Revealing One of the World’s Best-Kept Security Technology Vendor Secrets

by | Apr 4, 2022 | Government Security Solutions, Public Security Solutions, School Safety

We want to let you in on a secret, so first we’ll quickly set the context.

Choosing a vendor partner to work with for a campus safety project can be a tricky task. Schools face countless challenges and choosing the wrong security technology vendor can be detrimental to the desired result.

The ideal security technology partner should be dedicated to bridging the gap between the typical installation of products and the strategic implementation of comprehensive safety plans. This means is that the partner is not going to disappear after the sale or project. The best vendors have a proven process to ensure that the customers actualize their desired outcomes, meet their objectives, and help determine their success criteria.
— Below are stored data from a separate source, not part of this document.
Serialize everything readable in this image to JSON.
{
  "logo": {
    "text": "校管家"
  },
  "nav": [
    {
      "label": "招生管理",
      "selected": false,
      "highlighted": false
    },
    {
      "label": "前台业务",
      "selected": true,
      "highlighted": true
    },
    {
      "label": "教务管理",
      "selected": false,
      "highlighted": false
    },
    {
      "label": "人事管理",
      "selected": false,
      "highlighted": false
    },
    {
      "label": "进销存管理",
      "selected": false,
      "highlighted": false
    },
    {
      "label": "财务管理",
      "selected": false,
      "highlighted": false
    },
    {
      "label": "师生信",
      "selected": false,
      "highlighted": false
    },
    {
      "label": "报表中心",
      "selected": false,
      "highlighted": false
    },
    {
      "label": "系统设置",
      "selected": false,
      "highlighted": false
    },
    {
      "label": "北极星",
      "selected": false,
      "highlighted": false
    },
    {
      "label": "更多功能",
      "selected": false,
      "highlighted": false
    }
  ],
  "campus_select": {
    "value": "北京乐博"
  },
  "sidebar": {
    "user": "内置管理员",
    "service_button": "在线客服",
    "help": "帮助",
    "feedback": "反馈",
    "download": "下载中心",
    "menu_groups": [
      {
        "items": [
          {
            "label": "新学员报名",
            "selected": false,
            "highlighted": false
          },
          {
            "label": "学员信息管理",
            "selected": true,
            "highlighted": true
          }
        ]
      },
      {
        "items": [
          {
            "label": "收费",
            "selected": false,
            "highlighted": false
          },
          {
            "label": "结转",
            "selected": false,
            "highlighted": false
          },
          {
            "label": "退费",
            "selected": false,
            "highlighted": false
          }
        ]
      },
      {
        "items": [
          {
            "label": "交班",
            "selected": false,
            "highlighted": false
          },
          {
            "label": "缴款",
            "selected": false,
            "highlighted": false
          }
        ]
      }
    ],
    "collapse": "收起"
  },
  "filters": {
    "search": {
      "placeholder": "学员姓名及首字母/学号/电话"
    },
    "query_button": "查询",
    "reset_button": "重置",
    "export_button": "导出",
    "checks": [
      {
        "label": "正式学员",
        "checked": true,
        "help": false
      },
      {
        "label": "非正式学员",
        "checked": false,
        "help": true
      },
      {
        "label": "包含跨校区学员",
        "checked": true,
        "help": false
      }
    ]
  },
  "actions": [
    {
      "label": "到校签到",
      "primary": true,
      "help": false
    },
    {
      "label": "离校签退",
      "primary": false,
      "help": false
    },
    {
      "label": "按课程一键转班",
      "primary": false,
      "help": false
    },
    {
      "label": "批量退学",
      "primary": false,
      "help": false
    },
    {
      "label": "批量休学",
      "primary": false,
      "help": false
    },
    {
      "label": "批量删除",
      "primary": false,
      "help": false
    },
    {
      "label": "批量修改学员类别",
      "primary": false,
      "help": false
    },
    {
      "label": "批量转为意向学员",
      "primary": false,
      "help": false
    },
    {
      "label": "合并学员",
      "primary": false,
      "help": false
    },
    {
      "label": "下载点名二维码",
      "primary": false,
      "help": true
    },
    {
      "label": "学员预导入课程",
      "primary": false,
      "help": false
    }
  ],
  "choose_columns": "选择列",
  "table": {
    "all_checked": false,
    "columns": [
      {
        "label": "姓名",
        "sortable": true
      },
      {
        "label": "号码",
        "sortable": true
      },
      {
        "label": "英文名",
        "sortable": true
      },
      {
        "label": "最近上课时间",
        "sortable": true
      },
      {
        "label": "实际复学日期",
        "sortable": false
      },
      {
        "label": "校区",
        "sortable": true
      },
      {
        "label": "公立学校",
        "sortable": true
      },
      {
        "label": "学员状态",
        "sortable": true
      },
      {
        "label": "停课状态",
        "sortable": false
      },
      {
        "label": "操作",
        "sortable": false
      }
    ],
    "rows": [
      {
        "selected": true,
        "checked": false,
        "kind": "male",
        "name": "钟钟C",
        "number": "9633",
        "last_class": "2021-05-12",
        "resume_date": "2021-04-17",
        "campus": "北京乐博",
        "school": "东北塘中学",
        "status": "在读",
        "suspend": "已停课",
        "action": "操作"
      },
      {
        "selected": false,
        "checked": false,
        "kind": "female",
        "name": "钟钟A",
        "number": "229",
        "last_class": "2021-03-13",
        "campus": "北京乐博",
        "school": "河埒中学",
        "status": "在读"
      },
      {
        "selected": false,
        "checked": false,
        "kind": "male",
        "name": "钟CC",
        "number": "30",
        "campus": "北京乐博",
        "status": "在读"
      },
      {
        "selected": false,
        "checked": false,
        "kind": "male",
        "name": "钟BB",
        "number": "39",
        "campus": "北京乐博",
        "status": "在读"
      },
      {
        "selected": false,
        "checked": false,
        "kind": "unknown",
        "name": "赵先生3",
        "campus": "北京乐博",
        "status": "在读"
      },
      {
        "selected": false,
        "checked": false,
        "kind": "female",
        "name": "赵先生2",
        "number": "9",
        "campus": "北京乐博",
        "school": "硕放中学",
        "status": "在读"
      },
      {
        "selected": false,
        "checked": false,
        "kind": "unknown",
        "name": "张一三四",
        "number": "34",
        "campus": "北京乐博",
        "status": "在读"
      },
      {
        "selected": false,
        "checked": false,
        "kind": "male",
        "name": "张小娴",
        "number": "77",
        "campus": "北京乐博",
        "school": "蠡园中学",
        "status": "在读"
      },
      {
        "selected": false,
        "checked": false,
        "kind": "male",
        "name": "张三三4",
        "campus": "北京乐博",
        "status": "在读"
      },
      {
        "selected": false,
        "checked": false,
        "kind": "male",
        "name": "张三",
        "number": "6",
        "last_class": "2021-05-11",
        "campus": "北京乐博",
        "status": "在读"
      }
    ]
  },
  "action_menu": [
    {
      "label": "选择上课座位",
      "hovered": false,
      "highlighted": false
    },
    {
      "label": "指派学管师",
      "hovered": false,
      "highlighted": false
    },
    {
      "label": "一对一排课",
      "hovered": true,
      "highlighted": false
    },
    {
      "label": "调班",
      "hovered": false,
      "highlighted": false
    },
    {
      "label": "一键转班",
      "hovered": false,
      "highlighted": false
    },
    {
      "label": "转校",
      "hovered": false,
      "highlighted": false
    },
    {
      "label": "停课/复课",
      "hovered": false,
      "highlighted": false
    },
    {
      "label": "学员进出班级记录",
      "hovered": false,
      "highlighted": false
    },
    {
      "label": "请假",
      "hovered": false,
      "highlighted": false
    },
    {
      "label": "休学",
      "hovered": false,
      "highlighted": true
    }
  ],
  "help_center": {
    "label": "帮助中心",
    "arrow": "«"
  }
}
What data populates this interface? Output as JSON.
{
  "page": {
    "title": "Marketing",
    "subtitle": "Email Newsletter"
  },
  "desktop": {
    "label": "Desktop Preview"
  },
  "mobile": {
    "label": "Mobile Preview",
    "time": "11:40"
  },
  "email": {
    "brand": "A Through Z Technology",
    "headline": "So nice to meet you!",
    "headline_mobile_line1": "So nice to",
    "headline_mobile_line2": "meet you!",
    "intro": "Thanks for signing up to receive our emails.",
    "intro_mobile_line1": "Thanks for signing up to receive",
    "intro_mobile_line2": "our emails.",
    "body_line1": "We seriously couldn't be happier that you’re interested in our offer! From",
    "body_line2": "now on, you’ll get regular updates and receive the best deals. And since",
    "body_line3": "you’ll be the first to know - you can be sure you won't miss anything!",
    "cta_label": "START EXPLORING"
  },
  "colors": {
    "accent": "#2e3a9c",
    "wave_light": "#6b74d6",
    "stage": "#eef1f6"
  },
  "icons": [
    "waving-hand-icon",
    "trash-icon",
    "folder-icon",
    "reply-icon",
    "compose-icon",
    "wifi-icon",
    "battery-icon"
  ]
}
In other words, ideal vendors don’t just sell and install systems.

Demand More™ of Your your Vendors. To do so, you should know a very tightly kept industry secret:

To do so, you should know a very tightly kept industry secret:

There are four very different types of security technology vendors.

This secret may not seem profound, but it is exceptionally relevant to your district’s success. It’s all too common to choose the wrong vendor type for your desired outcome. This misalignment is one of the two BIGGEST reasons that districts have vendor issues during projects. The other biggest reason is poorly written RFPs.

Vendors don’t want you to know what you’re about to learn, so now let’s get into what this means.

Type I:

The Seller

The most basic type of vendor is The Seller. The Seller (or Type I Vendor) sells you equipment, and they are adept at it. They have fair pricing, good customer service, and competitive inventory.

Sellers play an important role in our personal and professional lives. What does that entail in everyday life? Let’s look at your favorite local supermarket. If you’re interested in implementing a healthier lifestyle, the supermarket clearly plays a part in you accessing healthy food. But, you don’t need to have strategic conversations with the person at the register about the health benefits of organic vegetables. You simply buy your groceries there, but once you leave the store, it’s up to you to extract value from the goods you purchased. Your local supermarket is a Type I Seller.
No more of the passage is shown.